Non vince l’Australia, che per i sottomarini diesel francesi ha già speso più di un miliardo di dollari e sulla cui capacità di gestire e mantenere quelli statunitensi a propulsione nucleare gli esperti nutrono ben più di un dubbio. Non vince la Cina, la cui politica spregiudicata nell’Indo-Pacifico ha infine concorso ad alimentare una pericolosissima corsa agli armamenti. Non vincono gli Usa, che scatenano una profonda crisi diplomatica con un importante alleato come la Francia, destinata a lasciare ferite profonde dentro relazioni transatlantiche di loro già deteriorate. Non vince infine la Francia, che subisce una pesantissima umiliazione – di fatto scopre solo all’ultimo minuto di questo nuovo accordo – e vede messo in discussione uno dei pilastri della sua politica estera e di sicurezza: un’azione aggressiva e non di rado spregiudicata di esportazione di armamenti e know-how militare funzionale a estendere la sua influenza e finanziare la sua ambiziosa politica di difesa. Francia che cerca di mitigare il danno, esasperando lo scontro con gli Usa, anche per occultare le tante magagne che hanno contribuito al tracollo dell’accordo con l’Australia del 2016. Dall’esplosione dei suoi costi (praticamente raddoppiati e che nelle previsioni ultime superavano i 50 miliardi di dollari) ai tempi di consegna dei sottomarini, già estesi oltre il 2035; da problemi di cybersicurezza sui quali la compagnia francese Naval Group responsabile per la costruzione dei sommergibili non dava forti garanzie alle promesse già disattese sul numero di posti di lavoro che sarebbero stati creati in Australia.
Se la Francia, e la sua politica estera e industriale, ne escono male, gli Usa ne escono però malissimo.

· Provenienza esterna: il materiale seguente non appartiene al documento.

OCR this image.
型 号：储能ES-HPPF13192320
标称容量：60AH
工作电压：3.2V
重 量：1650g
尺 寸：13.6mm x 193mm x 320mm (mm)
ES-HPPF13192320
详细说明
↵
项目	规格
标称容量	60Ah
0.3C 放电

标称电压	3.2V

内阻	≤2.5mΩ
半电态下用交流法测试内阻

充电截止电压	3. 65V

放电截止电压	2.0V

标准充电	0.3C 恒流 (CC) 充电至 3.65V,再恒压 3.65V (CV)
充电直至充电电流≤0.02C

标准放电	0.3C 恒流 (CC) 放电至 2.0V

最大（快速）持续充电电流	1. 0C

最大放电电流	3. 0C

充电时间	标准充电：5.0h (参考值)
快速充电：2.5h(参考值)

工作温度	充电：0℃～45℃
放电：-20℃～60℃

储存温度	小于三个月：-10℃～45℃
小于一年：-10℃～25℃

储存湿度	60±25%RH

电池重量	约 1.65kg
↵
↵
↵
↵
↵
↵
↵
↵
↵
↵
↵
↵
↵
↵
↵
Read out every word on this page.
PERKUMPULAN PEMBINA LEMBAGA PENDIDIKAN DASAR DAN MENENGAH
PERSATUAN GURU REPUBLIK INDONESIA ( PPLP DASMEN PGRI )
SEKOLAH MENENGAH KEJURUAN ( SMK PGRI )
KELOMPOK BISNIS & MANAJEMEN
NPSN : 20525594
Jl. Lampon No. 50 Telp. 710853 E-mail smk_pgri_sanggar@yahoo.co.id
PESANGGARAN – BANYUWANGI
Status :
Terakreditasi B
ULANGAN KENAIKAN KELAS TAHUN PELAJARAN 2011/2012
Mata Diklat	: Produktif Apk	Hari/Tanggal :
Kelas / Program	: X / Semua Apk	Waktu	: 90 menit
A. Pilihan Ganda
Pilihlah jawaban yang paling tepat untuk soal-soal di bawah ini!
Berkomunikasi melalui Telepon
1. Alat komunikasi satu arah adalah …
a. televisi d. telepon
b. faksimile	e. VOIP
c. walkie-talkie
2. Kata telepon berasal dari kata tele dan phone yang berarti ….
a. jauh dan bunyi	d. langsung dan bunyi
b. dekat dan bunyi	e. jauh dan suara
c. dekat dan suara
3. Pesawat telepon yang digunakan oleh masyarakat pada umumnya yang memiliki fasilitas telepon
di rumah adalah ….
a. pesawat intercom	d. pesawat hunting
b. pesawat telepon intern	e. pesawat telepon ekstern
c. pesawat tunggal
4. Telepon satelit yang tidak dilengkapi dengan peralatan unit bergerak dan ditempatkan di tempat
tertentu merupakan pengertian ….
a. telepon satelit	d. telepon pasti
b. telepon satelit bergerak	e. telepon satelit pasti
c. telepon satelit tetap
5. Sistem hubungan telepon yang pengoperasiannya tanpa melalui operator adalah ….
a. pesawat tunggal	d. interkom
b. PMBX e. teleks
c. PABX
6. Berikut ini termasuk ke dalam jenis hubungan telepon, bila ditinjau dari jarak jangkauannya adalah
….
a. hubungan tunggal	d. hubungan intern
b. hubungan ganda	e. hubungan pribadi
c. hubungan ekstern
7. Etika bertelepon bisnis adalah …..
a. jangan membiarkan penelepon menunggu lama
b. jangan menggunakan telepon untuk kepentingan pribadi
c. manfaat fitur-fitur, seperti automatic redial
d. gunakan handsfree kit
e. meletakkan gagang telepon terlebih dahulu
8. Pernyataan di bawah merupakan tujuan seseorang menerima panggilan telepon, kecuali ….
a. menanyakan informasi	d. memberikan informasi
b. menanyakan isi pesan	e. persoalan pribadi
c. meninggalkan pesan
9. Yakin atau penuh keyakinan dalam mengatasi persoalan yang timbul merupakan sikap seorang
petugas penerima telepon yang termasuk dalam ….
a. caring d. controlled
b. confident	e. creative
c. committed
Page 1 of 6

Lo sgarbo diplomatico è grave e stridente con la retorica e le promesse di Biden di voler rilanciare la partnership euro-americana. L’enfasi sulla sfida con la Cina contribuisce non solo a un ulteriore innalzamento delle tensioni, ma anche ad acuire il rischio di una proliferazione nucleare che non è nell’interesse di nessuno. Il coinvolgimento, ancillare e subalterno, del Regno Unito in un’alleanza a tre con Usa e Australia – l’AUKUS – concorre a sua volta ad acuire le tensioni con Parigi e, in una certa misura, col resto dell’Europa. Europa che, a partire dalla Germania, guarda spesso con diffidenza alle ambizioni francesi e alla dissimulata ambizione di Parigi di usare la sua capacità militare per svolgere un ruolo di guida dentro la UE; ma che non può che essere scioccata dal ruvido unilateralismo statunitense che, sottolinea giustamente il Ministro degli Esteri francese Jean-Yves Le Drian, ci si poteva aspettare da Trump, non certo da Biden.
Non ci sono vincitori, dunque. E ciò ci mostra una volta ancora tutta la fragilità di un ordine internazionale dove non esistono né un egemone capace d’imporre a tutti regole condivise né un sistema di governance in grado di prevenire pericolosissime escalation come quella cui stiamo assistendo. E dove anche ordini parziali e regionali – come quelli atlantico ed europeo – mostrano una volta di più la loro obsolescenza e fragilità.